Last December, the Office of the Comptroller said they were going to try and issue more licenses.   However, the actual implementation of that statement is unclear and remains to be seen.  At least it’s a step in the right direction.

For a capitalist economy to succeed, there has to be access to capital.

If the market for capital is too highly regulated, access gets cut off.  Communities suffer. Jobs aren’t created.  Only the big mega corporations can afford to do business with the big mega banks.  Loan standards are tougher, and the process longer.  It looks like that might change.

In today’s Wall Street Journal there is an article with a chart that shows an uptick. It’s small, but it’s an uptick. Let’s hope it starts a trend.  (I’d copy and paste it, but can’t so you will have to hit the link)  Community banks reported their small loans to businesses totaled $298.3 billion in the third quarter, up $1.6 billion, or 0.5%, from the second quarter, the FDIC said. Noncommunity banks reported a decline of $1.7 billion, or 0.4%.

The hope is with the new Trump administration, the banking sector will be deregulated and more banks will startup. For those that fear another 2008, I’d urge them to read John Allison’s book, “The Financial Crisis and the Free Market Cure: Why Pure Capitalism is the World Economy’s Only Hope”.

One problem with banking regulation is this. When a regulator shows up to check out a bank, there are some things they look for. If the bank has adopted new technology to more efficiently operate their business, the regulator will go over every detail with a fine tooth comb. If the bank uses old technology, the regulator will check the box. That creates a disincentive for innovation in the banking sector.

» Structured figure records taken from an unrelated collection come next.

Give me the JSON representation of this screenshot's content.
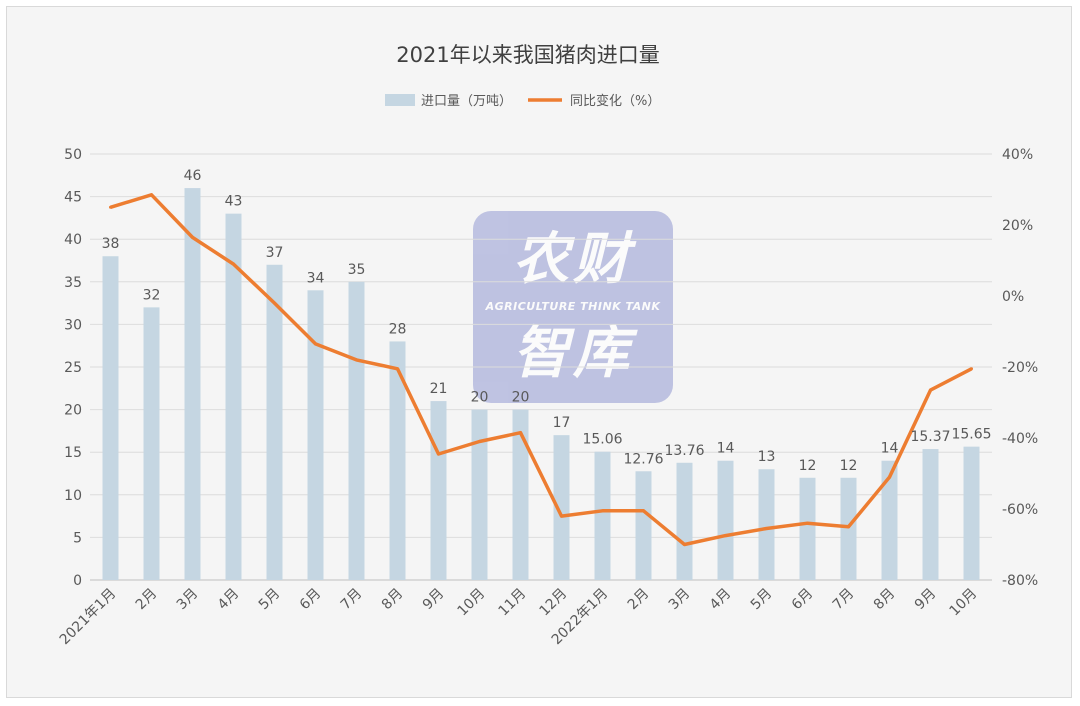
{
  "watermark": {
    "line1": "农财",
    "line2": "AGRICULTURE THINK TANK",
    "line3": "智库"
  },
  "colors": {
    "bar": "#c5d6e2",
    "line": "#ed7d31",
    "grid": "#dcdcdc",
    "axis_text": "#595959",
    "title": "#404040",
    "background": "#f5f5f5"
  },
  "chart_data": {
    "type": "bar",
    "title": "2021年以来我国猪肉进口量",
    "legend_position": "top",
    "grid": true,
    "categories": [
      "2021年1月",
      "2月",
      "3月",
      "4月",
      "5月",
      "6月",
      "7月",
      "8月",
      "9月",
      "10月",
      "11月",
      "12月",
      "2022年1月",
      "2月",
      "3月",
      "4月",
      "5月",
      "6月",
      "7月",
      "8月",
      "9月",
      "10月"
    ],
    "series": [
      {
        "name": "进口量（万吨）",
        "type": "bar",
        "axis": "left",
        "values": [
          38,
          32,
          46,
          43,
          37,
          34,
          35,
          28,
          21,
          20,
          20,
          17,
          15.06,
          12.76,
          13.76,
          14,
          13,
          12,
          12,
          14,
          15.37,
          15.65
        ],
        "labels": [
          "38",
          "32",
          "46",
          "43",
          "37",
          "34",
          "35",
          "28",
          "21",
          "20",
          "20",
          "17",
          "15.06",
          "12.76",
          "13.76",
          "14",
          "13",
          "12",
          "12",
          "14",
          "15.37",
          "15.65"
        ]
      },
      {
        "name": "同比变化（%）",
        "type": "line",
        "axis": "right",
        "values": [
          25,
          28.5,
          16.5,
          9,
          -2,
          -13.5,
          -18,
          -20.5,
          -44.5,
          -41,
          -38.5,
          -62,
          -60.5,
          -60.5,
          -70,
          -67.5,
          -65.5,
          -64,
          -65,
          -51,
          -26.5,
          -20.5
        ]
      }
    ],
    "y_left": {
      "min": 0,
      "max": 50,
      "ticks": [
        "0",
        "5",
        "10",
        "15",
        "20",
        "25",
        "30",
        "35",
        "40",
        "45",
        "50"
      ]
    },
    "y_right": {
      "min": -80,
      "max": 40,
      "ticks": [
        "-80%",
        "-60%",
        "-40%",
        "-20%",
        "0%",
        "20%",
        "40%"
      ]
    }
  }
}
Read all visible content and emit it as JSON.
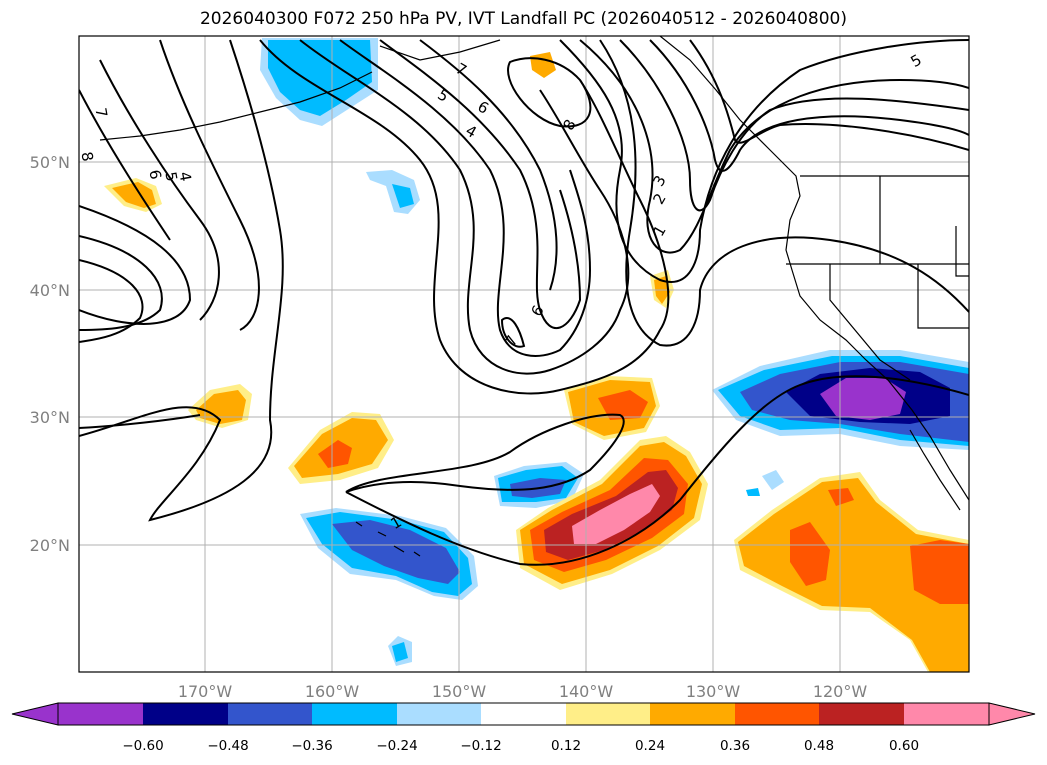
{
  "title": "2026040300 F072 250 hPa PV, IVT Landfall PC (2026040512 - 2026040800)",
  "longitude_ticks": [
    "170°W",
    "160°W",
    "150°W",
    "140°W",
    "130°W",
    "120°W"
  ],
  "latitude_ticks": [
    "50°N",
    "40°N",
    "30°N",
    "20°N"
  ],
  "colorbar": {
    "colors": [
      "#9933cc",
      "#000088",
      "#3355cc",
      "#00bbff",
      "#aaddff",
      "#ffffff",
      "#ffee88",
      "#ffaa00",
      "#ff5500",
      "#bb2222",
      "#ff88aa"
    ],
    "extend_min_color": "#9933cc",
    "extend_max_color": "#ff88aa",
    "tick_labels": [
      "−0.60",
      "−0.48",
      "−0.36",
      "−0.24",
      "−0.12",
      "0.12",
      "0.24",
      "0.36",
      "0.48",
      "0.60"
    ]
  },
  "contour_labels": [
    "7",
    "8",
    "6",
    "5",
    "4",
    "5",
    "7",
    "6",
    "4",
    "8",
    "3",
    "2",
    "1",
    "6",
    "7",
    "1",
    "5"
  ],
  "colors": {
    "grid": "#b0b0b0",
    "contour": "#000000",
    "frame": "#000000"
  }
}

At the same time, the regulator is responsible. So, I see the tension and balance here. I am not sure what the solution is. But, I have seen a lot of really cool technology that would make banking a lot cheaper in the US if banks weren’t so risk adverse to utilize it. Certainly, the responsibility of their business, and their personalities make them risk adverse. But add to that the amount of government oversight they get and it doesn’t make them risk adverse. It makes them scared to take any risks.